Es ließe sich unschwer zeigen, wie begrenzt diese Veränderungen blieben und wie stark auf allen Ebenen des Wirtschafts-, Berufs-, Kultur- und vor allem des politischen Lebens die dem Aufstieg der Frauen entgegenstehenden Widerstände waren. Ausführlich könnte man schildern, wie träge die Gesetzgebung reagierte und wie auch weiterhin Männerreservate (Klerus.
Armee, Staatsdienst, Wissenschaft) hermetisch verschlossen blieben, wie die Grenzen des Wissens ständig hinausgeschoben wurden und in welcher zufriedenen oder resignierten Passivität die Mehrheit der Frauen verharrte und oft den wenigen wagemutigen Frauen eher feindlich gegenüberstand. Auch ist zu bedenken, daß Meinungsfronten nicht nur zwischen den Geschlechtern, sondern quer durch beide verliefen, was das Ganze noch unübersichtlicher macht. Der allgewaltige Familienvater des Bürgerlichen und des Strafgesetzbuches war zwar angeschlagen, stand aber noch fest auf den Beinen. Der alte Adam bot der neuen Eva die Stirn.
Veränderungen werden dennoch in den Beiträgen dieses Bandes faßbar und sichtbar. Die Forderung der Frauen nach dem Recht auf den eigenen Körper, nach Zugang zum Wissen über Sexualität - den verbotenen Früchten vom Baume des Paradieses - war ein womöglich noch flüchtiges und scheues Vorzeichen ihrer Emanzipation, deren mögliche Auswirkungen im Bewußtsein der Männer bereits Angst und Schrecken auslöste. Von Wien bis London, von Stockholm bis Boston waren Roman und Theater besessen von dieser fixen Idee. An die Stelle der romantischen -Anbetung« der Frau trat nun rabenschwarzer Naturalismus.
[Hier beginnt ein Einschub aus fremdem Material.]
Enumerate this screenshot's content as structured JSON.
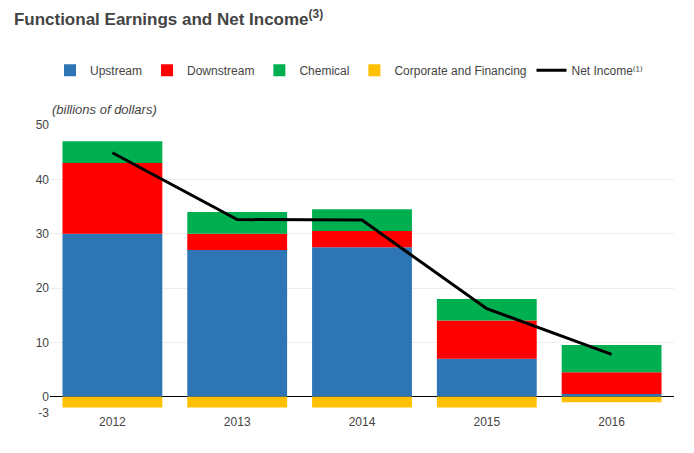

Muse und Madonna mutierten zum zänkischen Eheweib, zur entmannenden Mutter, zur würgenden Geliebten, zum selbständigen Mannweib, zur fordernden, unbefriedigten Krakenfrau, wie sie die Medusa des Modern Style verkörperte. Der Jugendstil, der die schlangenhafte Geschmeidigkeit des ungreifbaren Frauenleibs mit seinen verschlungenen Formen fassen wollte, scheint eine Art Beschwörung gewesen zu sein.[2]
Die Identitätskrise der Männer wurde in den Fieberträumen einer wuchernden Phantasie zwar überzeichnet, war aber nichtsdestoweniger real. Sie wurde von den in ihrer Allmacht und Selbstgewißheit erschütterten, untereinander und über die Frauen heillos zerstrittenen und am Kreuzweg unentschlossen verharrenden Männern unterschiedlich intensiv erlebt. Die Einübung der Freiheit ist eine harte Schule. Sie erschöpft sich nicht darin, einfach Individuum zu sein.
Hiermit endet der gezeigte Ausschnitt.